Depuis lors, il a introgressé ses gènes dans une lignée consanguine maintenue par son groupe de recherche à Penn State. En 2019, Chopra a résolu le mystère génétique derrière ufo1.

Cependant, il s’avère que le gène contrôle de nombreuses caractéristiques de la plante au-delà de la pigmentation. Pourtant, ufo1 n’est qu’un gène, et il ne fonctionne pas seul dans le génome du maïs, a noté Chopra.

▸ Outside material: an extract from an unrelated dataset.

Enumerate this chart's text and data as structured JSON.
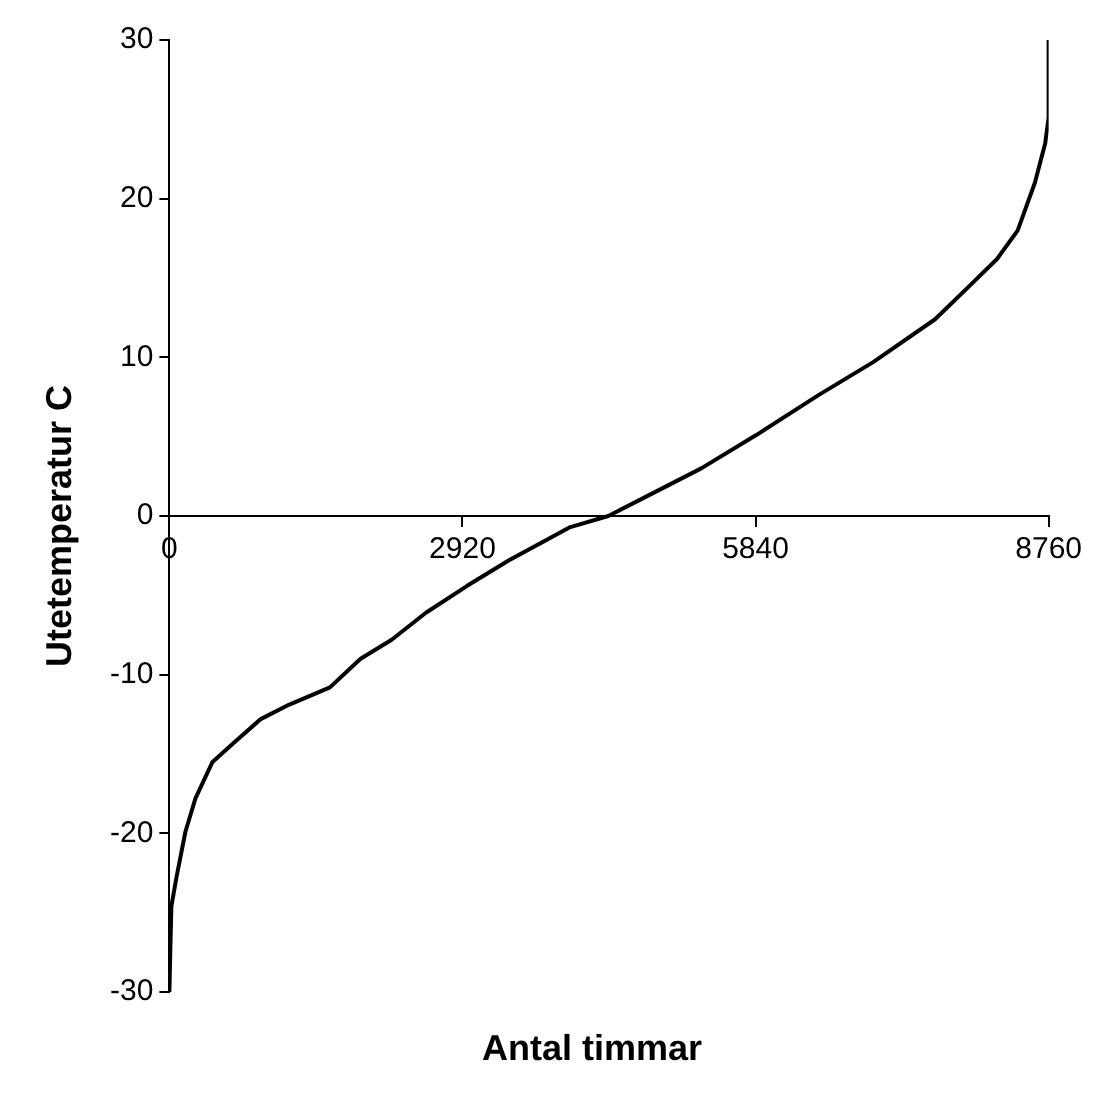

Il y a in addition de 30 000 gènes dans la plante de maïs, il est donc critical d’apprendre comment ufo1 interagit avec d’autres gènes avant que les phytogénéticiens puissent l’utiliser dans la sélection d’un nouveau sort de society, a-t-il ajouté. « Afin de passer à l’aspect de la sélection, nous devons d’abord apprendre comment ce gène fonctionne réellement », a déclaré Chopra. « Nous devons apprendre remark il s’associe avec les protéines, et l’apprentissage de ces interactions protéiques sera l’objectif de la recherche foreseeable future. »

Mais pour l’instant, cette étude a révélé remark l’accumulation de sucres dans les semences de maïs est modifiée en présence ou en l’absence du gène ufo1, selon Debamalya Chatterjee, doctorante en agronomie, qui a dirigé la recherche.

« In addition tard, nous pourrions utiliser cette connaissance du gène ufo1 dans la sélection, pour effectuer de meilleurs croisements qui rendent des hybrides plus résilients et furthermore productifs, où les sucres et les amidons sont en équilibre », a-t-il déclaré.

Les chercheurs ont fait un pas dans cette route aujourd’hui (3 mai) lorsqu’ils ont publié leurs résultats dans Plant Physiology, rapportant que le gène mutant du maïs ufo1 affecte la différenciation cellulaire, influence l’accumulation d’hydrates de carbone et d’hormones dans la plante et module les modèles d’expression des gènes essentiels impliqués. dans le développement des semences de maïs.

Tous les matériaux végétaux analysés dans l’étude ont été cultivés pendant les étés 2016-2020 au centre de recherche agricole Russell E. Larson, à Rock Springs, et dans des serres et des chambres de croissance de plantes sur le campus de Penn State’s University Park. Les consanguines et les stocks génétiques ont été obtenus auprès du Maize Genetics Cooperation Inventory Heart géré par le Company de recherche agricole du Département de l’agriculture des États-Unis.

La Countrywide Science Basis et une bourse internationale du Conseil indien de la recherche agricole ont soutenu ce travail.